The main constituent of the installation is a film (5’ 56’’ in duration) which loops endlessly on a video monitor. This is viewed through a large-format rectangular kaleidoscope which reflects the video images endlessly in all directions. The whole is housed in a silver casing which hangs in space at eye-level.


OVERVIEW

The video itself concerns itself with reactions to and reflections on the city-image which is currently being marketed as “the new Berlin“. Berlin is the ideal basis for this work because as an example of a city recreating itself, it is unparalleled in Europe in its scope and speed. The content has, however, relevance for every major city.

The surface level of this new city-image is pervaded by one notable principle - the repetition of the unit. Facades are constructed by taking one basic window element and repeating it to the left, to the right, upwards and downwards. The principle rarely varies, just the scale.

The inner level is the life which exists in this environment. How do the people who live, work, visit, eat, drink, relax or just pass through these planned and designed surroundings react? How does this affect the way they act and feel? Do they feel excited and liberated by the newness or rather oppressed by the coldness and the scale?

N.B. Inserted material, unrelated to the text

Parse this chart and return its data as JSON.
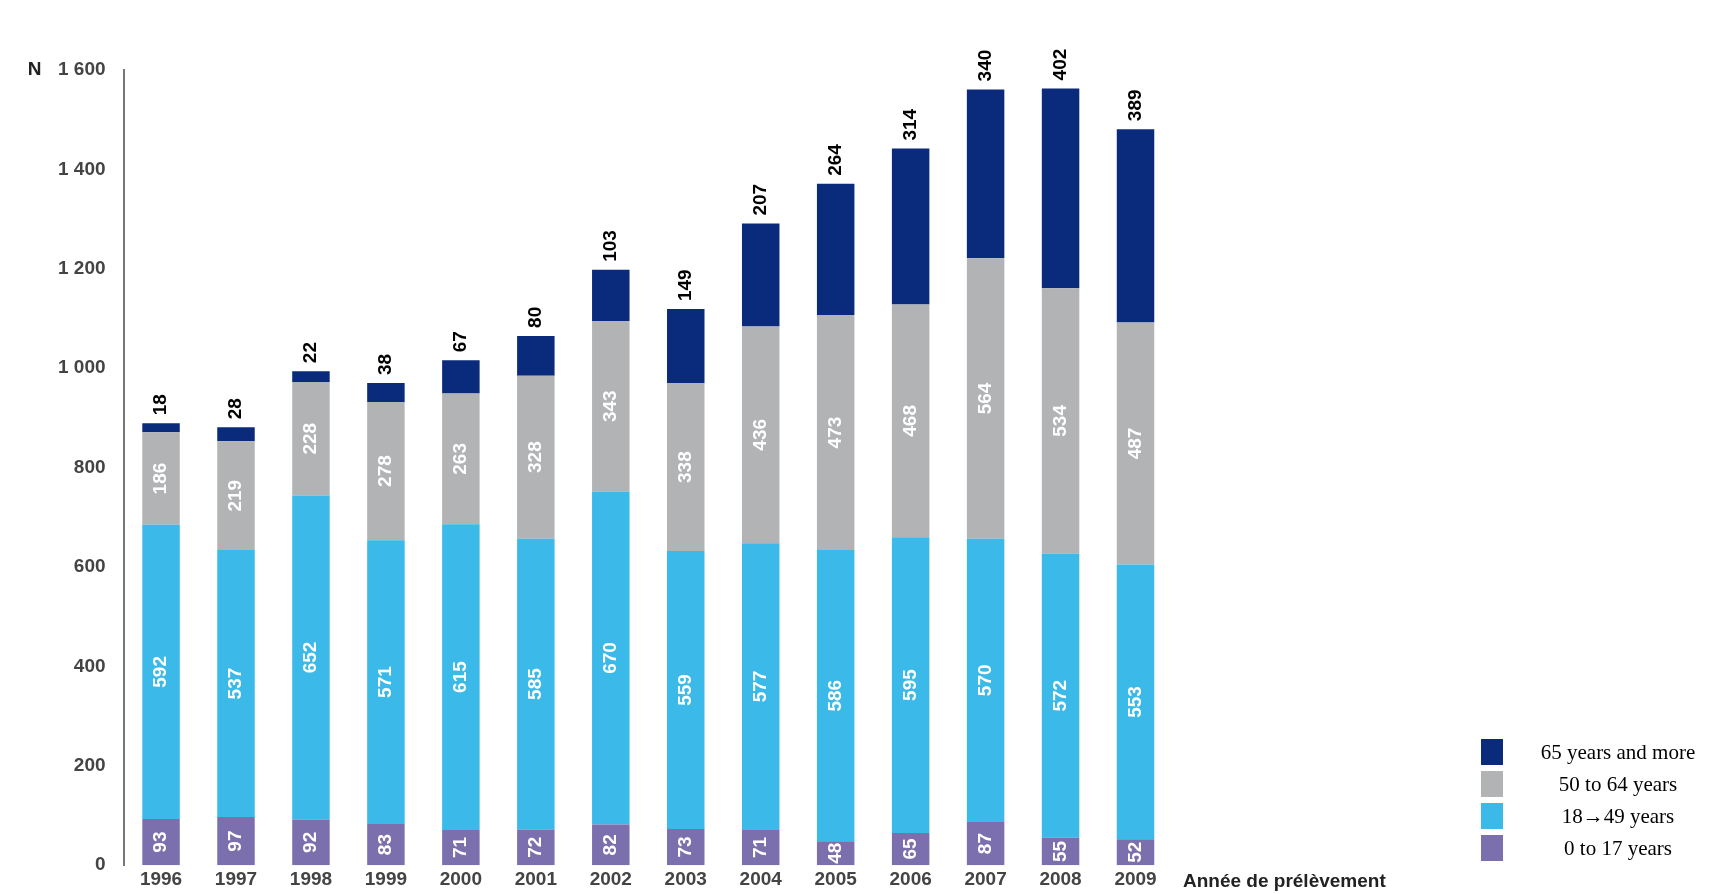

The question of scale is a main theme of the video. Is what we are confronted with inhumanly exaggerated in it’s size, or are the architects and city planners too cautious to realise buildings on a truly monumental scale?


VIDEO

The video to “Invisible cities“ sets out to present reflections on these issues rather than provide answers. The starting point is the unit. One window was photographed on each of many buildings in for instance, the Government Quarter, Potsdamer Platz or Friedrichstraße. These units were then re-assembled and animated in various ways (using 2D software) into new facades, sometimes on scales not realisable in practice.

The facade sequences are interspersed with static interference as a counterpoint to the geometrical perfection of the architectural images, a reminder that order is a transient deviation from chaos. Distorted words appear like lost transmissions through this interference. The words are textual reflections on the confrontation with this new cityscape.


INSTALLATION

The presentation concept for the installation springs directly from the video content in that, through the four mirrors assembled into a square kaleidoscope, the video screen is repeated in all directions virtually into infinity. The result is that the viewer’s entire field of vision is filled with one huge facade, producing reactions from hypnosis to vertigo.

In contrast to the rigid right-angles and grid formations of the repeatedly reflected video images, the casing in which the video equipment and mirrors are housed has streamlined curves coming down to the square opening of the kaleidoscope at the front and the technical access panel at the back. With a metallic silver surface and free-hanging at a height accessible to the viewer, the casing provides a futuristic setting which already from a distance provokes curiosity about the contents.